At least he had the satisfaction of breasting the finishing line, for until recent times any runner still on the course after twelve hours faced locked gates at the stadium. This year’s winner, it might be noted, completed the course in just five-and-a-half hours.
Dr Hew is not complaining, however, as the South African weather in June was unseasonably hot and humid: “I didn’t train enough in the heat,” he says over a bottle of water and a chai latte in a Lismore café, having just finished a morning 20 km run.
Moreover, he had never run 90 km before – his longest training run, he says, was 56 km, which just happens to match his age.
Dr Hew took up running seriously about five years ago, giving up cycling because of safety fears (see our special feature on Northern Rivers cycling). In the process he has inspired his four adult children and his wife, Kim Kerr, a fellow GP, all of whom now run.
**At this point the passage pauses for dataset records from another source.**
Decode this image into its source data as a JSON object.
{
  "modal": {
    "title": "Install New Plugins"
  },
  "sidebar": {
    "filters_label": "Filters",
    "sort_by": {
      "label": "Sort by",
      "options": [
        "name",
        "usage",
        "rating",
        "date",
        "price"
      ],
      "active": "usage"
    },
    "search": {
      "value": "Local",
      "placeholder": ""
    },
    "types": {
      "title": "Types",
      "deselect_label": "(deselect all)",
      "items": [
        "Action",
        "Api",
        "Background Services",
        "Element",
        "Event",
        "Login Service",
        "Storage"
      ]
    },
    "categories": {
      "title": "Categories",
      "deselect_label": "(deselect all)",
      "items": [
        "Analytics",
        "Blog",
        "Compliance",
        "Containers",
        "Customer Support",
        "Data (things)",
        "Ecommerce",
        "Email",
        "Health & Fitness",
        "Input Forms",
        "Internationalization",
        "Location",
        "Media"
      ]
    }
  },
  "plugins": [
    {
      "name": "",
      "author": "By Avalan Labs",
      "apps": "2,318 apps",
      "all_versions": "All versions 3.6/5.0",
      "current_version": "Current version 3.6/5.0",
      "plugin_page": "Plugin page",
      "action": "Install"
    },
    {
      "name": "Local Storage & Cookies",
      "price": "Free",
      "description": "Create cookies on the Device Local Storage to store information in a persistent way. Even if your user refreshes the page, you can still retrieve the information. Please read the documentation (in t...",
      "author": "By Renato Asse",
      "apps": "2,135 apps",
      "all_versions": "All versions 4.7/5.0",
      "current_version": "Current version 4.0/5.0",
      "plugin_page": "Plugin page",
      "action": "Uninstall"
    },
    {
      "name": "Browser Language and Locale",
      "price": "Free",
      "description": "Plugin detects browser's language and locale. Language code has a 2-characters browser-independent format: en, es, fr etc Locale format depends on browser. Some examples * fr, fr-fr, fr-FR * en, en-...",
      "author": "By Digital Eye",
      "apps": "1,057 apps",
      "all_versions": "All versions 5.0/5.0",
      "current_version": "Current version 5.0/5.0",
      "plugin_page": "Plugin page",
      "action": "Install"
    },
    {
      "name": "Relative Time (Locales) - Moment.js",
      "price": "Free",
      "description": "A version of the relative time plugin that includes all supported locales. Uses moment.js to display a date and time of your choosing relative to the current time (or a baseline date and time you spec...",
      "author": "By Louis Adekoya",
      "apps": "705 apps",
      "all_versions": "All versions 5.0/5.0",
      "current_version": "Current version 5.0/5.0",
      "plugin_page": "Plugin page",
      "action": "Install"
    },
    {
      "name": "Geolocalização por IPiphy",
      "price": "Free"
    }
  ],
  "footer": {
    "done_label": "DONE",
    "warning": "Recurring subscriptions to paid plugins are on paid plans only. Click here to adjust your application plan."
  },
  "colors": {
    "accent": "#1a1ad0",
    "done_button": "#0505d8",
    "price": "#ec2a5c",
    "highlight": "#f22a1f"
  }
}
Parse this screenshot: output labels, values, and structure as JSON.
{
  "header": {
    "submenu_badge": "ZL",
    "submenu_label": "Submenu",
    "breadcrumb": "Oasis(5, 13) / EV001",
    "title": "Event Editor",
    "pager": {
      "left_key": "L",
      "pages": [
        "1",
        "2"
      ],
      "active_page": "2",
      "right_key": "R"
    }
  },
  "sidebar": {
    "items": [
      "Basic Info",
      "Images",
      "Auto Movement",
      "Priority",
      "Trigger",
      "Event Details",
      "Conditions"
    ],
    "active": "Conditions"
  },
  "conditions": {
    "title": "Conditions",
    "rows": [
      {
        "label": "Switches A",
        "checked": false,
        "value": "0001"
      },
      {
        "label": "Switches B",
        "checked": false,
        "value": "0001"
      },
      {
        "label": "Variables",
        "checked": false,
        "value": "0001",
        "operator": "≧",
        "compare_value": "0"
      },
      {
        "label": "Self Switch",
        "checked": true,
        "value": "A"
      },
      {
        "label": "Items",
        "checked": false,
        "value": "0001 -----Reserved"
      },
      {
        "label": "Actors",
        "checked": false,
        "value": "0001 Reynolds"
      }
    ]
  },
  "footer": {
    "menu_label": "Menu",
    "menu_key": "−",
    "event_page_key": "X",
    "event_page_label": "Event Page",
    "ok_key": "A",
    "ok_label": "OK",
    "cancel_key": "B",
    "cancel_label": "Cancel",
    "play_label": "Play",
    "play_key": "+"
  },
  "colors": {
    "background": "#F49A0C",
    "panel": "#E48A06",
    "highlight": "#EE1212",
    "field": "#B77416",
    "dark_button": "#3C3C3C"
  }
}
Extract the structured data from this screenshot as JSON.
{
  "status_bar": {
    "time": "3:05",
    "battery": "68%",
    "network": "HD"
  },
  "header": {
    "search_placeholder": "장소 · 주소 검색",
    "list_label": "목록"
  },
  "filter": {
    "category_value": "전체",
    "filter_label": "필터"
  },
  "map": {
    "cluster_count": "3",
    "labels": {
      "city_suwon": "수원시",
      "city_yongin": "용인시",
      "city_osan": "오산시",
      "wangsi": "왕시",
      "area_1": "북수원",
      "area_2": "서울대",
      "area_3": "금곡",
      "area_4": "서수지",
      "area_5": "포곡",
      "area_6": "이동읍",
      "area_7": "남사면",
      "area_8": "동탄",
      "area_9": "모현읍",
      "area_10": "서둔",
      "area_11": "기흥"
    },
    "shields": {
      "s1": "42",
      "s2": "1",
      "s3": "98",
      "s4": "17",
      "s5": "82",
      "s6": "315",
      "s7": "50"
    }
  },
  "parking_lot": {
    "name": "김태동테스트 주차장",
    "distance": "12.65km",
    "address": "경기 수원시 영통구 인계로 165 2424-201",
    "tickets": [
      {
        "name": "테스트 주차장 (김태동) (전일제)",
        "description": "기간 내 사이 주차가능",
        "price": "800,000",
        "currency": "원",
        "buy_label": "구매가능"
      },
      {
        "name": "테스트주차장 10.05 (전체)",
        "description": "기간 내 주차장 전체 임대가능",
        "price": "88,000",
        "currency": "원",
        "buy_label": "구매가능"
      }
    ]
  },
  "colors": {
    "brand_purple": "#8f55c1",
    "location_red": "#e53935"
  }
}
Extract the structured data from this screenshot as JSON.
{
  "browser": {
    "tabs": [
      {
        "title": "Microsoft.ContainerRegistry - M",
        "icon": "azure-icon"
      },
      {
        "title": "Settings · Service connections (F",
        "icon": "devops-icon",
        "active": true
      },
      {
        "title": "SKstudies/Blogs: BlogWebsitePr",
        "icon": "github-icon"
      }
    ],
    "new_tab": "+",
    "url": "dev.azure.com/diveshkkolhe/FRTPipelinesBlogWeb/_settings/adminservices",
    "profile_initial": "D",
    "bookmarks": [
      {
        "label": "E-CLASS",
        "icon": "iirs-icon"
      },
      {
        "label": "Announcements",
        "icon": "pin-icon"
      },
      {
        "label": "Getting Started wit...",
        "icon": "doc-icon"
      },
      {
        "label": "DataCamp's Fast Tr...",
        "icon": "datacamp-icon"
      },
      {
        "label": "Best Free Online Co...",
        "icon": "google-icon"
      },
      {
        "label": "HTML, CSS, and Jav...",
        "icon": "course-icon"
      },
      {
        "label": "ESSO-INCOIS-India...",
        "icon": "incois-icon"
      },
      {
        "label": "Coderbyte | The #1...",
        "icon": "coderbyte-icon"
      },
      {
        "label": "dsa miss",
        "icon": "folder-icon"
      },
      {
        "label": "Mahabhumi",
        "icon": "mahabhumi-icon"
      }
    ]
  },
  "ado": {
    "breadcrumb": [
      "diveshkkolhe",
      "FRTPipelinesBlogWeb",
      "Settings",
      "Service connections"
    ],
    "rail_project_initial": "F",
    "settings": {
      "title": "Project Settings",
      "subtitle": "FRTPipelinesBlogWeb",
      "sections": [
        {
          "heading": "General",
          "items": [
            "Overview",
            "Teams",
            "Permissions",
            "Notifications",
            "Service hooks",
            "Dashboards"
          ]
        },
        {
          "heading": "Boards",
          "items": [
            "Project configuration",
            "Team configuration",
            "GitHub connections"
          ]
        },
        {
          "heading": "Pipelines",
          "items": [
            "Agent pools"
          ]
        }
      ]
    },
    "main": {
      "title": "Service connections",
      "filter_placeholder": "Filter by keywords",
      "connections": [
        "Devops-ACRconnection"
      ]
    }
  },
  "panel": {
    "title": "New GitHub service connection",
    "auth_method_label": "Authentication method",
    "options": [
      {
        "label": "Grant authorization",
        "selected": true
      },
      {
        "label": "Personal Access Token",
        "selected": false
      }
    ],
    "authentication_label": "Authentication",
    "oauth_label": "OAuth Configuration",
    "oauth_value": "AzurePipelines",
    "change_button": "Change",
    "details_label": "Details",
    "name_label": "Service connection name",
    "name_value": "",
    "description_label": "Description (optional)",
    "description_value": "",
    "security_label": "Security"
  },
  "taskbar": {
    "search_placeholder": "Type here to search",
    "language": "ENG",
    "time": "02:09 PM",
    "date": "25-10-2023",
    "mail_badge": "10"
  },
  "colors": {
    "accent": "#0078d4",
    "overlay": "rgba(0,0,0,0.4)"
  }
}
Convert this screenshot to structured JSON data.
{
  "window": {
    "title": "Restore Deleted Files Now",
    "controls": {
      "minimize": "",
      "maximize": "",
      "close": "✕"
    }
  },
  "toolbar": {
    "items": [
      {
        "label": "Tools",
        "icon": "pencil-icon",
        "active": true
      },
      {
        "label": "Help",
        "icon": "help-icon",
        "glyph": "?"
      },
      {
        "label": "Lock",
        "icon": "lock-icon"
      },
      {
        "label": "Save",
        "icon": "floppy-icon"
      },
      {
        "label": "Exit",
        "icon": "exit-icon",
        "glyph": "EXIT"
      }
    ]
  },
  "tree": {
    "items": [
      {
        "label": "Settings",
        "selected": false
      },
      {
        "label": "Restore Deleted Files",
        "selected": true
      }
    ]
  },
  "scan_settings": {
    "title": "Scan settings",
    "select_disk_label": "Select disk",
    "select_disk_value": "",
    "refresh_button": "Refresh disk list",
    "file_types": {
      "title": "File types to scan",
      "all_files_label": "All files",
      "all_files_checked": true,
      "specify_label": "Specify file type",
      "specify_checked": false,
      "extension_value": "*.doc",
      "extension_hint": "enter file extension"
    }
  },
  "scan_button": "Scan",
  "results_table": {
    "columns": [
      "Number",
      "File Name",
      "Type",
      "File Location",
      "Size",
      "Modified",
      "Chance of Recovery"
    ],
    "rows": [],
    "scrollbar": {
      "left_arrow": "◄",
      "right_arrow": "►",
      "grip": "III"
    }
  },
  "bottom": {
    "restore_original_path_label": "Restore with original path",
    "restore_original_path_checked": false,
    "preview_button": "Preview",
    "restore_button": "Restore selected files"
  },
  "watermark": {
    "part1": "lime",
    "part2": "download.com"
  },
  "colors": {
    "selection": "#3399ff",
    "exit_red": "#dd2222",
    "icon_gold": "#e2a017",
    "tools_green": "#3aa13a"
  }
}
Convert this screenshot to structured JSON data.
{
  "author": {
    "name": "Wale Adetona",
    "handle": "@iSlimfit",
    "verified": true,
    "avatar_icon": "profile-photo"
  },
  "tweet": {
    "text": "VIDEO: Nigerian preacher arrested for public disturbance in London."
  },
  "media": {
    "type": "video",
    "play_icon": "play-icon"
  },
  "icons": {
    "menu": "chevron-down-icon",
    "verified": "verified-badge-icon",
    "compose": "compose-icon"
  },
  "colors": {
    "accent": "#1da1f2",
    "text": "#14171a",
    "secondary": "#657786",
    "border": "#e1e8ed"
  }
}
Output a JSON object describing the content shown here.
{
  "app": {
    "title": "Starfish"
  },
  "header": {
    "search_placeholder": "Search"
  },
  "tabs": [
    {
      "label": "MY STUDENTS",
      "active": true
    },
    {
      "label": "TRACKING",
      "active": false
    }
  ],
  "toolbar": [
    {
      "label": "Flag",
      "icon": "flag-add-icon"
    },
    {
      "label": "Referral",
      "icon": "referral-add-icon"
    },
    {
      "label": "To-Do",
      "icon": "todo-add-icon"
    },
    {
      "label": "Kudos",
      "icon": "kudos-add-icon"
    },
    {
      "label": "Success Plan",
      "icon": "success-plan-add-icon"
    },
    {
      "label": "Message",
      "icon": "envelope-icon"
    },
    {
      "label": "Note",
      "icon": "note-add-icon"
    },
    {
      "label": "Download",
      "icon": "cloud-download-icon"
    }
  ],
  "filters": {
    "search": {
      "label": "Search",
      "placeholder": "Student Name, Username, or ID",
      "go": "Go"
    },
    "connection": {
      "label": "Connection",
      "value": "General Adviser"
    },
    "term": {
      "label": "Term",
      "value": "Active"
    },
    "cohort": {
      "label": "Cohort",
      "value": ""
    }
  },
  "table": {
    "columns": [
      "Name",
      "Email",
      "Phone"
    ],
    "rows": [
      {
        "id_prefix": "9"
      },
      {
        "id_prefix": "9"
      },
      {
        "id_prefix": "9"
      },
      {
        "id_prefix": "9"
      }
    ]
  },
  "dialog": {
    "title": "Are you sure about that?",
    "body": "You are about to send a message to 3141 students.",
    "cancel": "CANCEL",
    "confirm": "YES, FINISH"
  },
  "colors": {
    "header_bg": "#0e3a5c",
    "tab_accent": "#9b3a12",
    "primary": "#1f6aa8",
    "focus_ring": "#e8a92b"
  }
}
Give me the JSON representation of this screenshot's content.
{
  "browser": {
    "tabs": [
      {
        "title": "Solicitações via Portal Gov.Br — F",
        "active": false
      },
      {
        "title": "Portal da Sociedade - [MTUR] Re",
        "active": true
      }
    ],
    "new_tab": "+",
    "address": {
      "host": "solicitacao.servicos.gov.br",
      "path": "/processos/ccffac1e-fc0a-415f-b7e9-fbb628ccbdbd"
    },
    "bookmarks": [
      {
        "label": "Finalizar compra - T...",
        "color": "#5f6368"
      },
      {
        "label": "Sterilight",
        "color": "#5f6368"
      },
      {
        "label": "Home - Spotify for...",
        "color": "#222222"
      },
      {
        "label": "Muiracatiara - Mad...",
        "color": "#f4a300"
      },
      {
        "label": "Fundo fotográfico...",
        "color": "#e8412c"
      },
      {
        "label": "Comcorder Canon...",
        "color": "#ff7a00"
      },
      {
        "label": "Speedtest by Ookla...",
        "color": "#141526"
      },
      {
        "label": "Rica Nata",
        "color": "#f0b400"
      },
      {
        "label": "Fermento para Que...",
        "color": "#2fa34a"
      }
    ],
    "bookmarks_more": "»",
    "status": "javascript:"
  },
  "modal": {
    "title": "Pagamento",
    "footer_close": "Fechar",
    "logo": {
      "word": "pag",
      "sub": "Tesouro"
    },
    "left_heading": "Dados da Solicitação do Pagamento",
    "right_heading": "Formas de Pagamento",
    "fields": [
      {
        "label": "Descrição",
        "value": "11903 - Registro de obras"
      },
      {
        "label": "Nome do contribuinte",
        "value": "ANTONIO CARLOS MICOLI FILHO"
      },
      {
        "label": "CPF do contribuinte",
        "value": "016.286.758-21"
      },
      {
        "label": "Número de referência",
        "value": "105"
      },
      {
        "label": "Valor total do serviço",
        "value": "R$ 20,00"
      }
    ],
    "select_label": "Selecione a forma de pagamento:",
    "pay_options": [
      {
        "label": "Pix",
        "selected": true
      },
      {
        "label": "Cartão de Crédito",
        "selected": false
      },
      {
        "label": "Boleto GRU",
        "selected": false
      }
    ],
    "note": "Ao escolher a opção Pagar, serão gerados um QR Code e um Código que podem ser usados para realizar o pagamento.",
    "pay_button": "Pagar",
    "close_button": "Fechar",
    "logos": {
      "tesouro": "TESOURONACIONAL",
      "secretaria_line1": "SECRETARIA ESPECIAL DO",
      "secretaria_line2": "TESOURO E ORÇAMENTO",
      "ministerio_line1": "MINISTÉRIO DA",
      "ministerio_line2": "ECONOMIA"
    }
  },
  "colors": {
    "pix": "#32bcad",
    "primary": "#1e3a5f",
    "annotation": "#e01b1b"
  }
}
He is now a seasoned marathoner who looks forward to his next 42.2 km outing – the Melbourne Marathon in October - and his weekend pavement pounding with the active men and women of the Lismore Runners.
Despite club members’ enthusiasm for pulling on the joggers, none could be persuaded to go along for the Comrade's Marathon from Pietermaritzburg to the coastal city of Durban, so Drs Hew and Kerr (the latter observing, not competing) headed off for an event that began in 1921 and today is billed as “a South African institution, internationally recognised for the body-sapping challenge it poses and the camaraderie it fosters among its thousands of participants”.
“True enough,” Charlie Hew says, adding that while he came within a whisker of beating the 12-hour limit he did achieve two of his three identified goals, getting to the start line and making every one of the depots along the way, albeit by only 15 minutes in the case of the last one.
Around 16,000 runners competed, 60 of them Australians whose mentor was a Brisbane enthusiast named ‘Digger’, now in his sixties, who has completed 15 Comrades.
Would Dr Hew consider a re-run in the hope of beating the 12-hour window?
“Certainly not,” he responds, although the same answer applies to any suggestion of scaling back his running.
Melbourne is coming up, then there’s the possibility of next year’s North Face 100 (that’s kms) in the NSW Blue Mountains and the Gold Coast Marathon, and of course a nice social run next weekend... and the following one, and the one after that.